Since clustering runs k-means or GMM on MIX, clustering at standalone mode does not run any clustering. It also makes tests of driver (ongoing at #650) cannot test the most of its functionality. It may be fixed by implementing an API to manually invoke clustering with current internal states.
On discussion 2014-03-03 with @beam2d:
Currently, batch_update of clustering model is only executed when MIX is called. By executing it also after each compression of coreset, clustering can work on standalone mode.
In the future, users may control which timing to run do_clustering in config options to balance the trade-off between clustering accuracy/latency and throughput. jubaclustering may also have a kind of do_clustering in the API in the future version.

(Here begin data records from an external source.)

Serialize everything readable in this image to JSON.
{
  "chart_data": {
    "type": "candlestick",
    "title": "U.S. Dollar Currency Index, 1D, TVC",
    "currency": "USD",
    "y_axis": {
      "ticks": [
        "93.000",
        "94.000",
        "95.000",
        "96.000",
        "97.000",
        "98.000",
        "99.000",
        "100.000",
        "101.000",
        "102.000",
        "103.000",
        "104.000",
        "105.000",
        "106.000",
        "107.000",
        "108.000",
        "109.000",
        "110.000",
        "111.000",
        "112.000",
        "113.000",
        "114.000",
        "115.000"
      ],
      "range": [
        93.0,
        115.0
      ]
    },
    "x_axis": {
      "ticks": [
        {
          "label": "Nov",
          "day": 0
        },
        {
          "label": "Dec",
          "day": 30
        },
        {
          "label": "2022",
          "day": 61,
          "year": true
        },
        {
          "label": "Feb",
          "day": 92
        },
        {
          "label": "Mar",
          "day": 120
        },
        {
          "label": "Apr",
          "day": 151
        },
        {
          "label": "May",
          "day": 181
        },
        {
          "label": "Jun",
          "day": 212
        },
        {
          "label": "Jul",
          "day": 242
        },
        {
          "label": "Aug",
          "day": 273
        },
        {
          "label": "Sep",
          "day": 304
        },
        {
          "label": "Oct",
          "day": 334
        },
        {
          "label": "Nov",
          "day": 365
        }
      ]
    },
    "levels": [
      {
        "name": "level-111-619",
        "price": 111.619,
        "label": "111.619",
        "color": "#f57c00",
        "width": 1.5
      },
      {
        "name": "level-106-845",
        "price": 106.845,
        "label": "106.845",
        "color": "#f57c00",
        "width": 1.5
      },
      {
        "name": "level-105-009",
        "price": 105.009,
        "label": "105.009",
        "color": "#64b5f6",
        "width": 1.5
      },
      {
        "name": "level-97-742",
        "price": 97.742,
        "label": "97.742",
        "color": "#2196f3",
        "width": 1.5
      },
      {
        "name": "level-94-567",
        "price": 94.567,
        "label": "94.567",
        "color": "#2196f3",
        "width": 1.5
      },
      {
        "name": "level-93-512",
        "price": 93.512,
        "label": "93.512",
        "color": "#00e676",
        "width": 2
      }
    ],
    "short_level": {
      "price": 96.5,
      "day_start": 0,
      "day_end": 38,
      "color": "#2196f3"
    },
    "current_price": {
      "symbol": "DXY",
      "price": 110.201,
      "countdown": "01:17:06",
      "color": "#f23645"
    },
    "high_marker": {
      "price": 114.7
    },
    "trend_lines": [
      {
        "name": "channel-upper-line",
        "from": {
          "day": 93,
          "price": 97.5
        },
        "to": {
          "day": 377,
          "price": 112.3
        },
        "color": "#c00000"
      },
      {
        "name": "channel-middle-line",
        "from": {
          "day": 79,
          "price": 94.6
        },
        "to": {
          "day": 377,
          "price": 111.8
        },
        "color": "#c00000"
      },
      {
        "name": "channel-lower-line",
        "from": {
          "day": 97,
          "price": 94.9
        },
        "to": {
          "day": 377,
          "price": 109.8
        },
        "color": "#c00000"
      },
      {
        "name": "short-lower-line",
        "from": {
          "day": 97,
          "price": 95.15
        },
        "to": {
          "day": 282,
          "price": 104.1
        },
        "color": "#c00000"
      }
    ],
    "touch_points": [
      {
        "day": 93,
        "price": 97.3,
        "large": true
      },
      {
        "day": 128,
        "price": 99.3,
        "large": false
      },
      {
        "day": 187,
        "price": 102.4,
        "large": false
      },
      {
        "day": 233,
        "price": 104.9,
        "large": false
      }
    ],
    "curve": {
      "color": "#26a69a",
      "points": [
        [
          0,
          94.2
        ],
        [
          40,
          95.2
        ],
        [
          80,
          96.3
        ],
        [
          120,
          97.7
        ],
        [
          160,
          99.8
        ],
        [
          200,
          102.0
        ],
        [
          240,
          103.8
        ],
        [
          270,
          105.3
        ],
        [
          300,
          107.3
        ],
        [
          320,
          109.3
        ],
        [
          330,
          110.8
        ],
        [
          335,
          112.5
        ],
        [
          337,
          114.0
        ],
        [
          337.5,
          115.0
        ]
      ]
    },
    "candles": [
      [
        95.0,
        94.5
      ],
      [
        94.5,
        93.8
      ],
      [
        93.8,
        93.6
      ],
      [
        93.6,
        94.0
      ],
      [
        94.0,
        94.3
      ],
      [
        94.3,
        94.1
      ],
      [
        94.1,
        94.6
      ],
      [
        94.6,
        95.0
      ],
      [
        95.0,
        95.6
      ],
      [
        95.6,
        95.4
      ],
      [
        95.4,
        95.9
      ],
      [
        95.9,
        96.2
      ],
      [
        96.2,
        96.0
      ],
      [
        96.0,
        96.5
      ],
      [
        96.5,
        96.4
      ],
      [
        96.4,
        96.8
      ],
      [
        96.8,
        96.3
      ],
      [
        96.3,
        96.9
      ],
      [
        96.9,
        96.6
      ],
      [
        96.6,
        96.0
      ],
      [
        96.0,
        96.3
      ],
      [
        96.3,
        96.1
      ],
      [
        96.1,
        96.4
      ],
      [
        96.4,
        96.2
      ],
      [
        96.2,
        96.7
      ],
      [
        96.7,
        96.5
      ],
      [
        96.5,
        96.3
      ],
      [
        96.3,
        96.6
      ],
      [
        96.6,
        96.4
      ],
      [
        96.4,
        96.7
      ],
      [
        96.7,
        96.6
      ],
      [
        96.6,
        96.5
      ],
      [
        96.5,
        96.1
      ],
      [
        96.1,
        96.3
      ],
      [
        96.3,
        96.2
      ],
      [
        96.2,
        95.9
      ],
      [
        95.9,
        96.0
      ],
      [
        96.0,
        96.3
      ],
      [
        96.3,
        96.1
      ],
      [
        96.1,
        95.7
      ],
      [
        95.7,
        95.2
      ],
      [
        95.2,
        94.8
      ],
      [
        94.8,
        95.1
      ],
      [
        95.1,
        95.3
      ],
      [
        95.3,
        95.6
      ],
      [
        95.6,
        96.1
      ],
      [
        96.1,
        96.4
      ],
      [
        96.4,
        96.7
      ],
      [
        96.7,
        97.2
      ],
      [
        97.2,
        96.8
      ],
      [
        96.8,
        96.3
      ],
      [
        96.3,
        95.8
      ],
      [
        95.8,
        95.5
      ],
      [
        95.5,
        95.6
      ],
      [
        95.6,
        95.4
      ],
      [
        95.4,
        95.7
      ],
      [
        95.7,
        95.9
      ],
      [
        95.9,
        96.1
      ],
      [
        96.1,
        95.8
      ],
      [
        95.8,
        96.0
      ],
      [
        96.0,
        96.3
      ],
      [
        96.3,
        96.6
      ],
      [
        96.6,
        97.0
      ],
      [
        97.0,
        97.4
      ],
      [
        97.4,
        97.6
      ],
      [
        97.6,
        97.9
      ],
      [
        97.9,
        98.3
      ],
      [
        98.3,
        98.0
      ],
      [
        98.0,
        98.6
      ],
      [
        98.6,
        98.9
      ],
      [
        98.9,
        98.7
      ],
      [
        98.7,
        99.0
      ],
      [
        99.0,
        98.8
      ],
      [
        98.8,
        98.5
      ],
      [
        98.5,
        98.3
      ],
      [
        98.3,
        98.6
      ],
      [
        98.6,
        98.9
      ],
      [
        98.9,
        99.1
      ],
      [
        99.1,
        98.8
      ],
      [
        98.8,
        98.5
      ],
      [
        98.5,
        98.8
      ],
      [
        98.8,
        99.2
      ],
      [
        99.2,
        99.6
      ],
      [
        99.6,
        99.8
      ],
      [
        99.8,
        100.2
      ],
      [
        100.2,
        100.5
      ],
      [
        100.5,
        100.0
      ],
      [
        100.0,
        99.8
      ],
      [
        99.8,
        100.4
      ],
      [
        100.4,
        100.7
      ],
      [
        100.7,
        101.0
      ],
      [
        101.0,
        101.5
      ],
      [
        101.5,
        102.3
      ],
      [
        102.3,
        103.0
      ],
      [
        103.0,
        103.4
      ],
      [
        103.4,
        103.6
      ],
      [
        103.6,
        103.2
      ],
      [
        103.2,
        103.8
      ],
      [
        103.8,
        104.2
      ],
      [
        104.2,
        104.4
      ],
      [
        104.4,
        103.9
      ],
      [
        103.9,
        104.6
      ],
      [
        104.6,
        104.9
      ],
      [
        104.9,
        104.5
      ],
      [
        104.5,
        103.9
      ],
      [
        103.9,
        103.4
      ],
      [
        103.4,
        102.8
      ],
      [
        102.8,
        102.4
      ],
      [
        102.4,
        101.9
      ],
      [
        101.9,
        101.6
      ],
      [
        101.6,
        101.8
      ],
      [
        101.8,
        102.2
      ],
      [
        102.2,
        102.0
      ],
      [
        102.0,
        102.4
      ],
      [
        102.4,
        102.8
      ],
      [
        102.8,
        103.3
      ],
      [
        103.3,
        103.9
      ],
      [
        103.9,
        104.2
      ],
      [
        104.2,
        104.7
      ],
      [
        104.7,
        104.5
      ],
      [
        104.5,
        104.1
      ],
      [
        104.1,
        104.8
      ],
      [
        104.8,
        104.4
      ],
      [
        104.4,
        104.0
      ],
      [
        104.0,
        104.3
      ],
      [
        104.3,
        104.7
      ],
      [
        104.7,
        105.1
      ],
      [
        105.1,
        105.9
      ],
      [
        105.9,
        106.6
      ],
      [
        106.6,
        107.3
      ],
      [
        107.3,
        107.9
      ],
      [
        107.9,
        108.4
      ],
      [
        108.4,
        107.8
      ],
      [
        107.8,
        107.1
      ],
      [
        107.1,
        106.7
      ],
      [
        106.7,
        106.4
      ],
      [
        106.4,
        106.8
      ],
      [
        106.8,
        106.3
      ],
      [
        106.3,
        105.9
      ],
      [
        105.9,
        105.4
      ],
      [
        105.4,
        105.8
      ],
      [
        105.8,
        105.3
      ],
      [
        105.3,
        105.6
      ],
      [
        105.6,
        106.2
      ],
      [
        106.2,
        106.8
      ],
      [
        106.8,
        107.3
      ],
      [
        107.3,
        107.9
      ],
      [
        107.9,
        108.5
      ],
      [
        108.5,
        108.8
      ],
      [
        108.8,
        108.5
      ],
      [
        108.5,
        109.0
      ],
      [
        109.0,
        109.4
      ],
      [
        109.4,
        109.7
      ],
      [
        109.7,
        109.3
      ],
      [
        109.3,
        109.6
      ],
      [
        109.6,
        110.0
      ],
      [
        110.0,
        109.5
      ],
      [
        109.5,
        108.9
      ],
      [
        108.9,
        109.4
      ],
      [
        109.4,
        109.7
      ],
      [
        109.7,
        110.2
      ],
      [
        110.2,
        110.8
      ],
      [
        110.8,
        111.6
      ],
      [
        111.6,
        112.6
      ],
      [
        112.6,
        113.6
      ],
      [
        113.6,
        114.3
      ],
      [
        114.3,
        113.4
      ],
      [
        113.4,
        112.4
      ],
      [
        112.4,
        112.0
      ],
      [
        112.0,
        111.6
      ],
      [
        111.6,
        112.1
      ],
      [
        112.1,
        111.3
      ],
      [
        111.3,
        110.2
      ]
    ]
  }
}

I found that clustering already works even for standalone mode when the current bucket size exceeds the config parameter bucket_size, by calling increment_revision() which is the only function to invoke update_clusters().
I have added test for make it sure in f077b67 (fix_standalone_clustering branch).
In my opinion, there is nothing to do with it now.
For compressive_storage, it is natural that clustering result is updated every time the size exceeds the parameter and their compression happens.
For simple_storage, the size of stored points is actually NOT limited by bucket_size. Then, this parameter can be just a threshold to control the frequency of cluster updates.
Discussion from the meeting on 2014-03-24:
This has been moved to jubatus/jubatus_core#32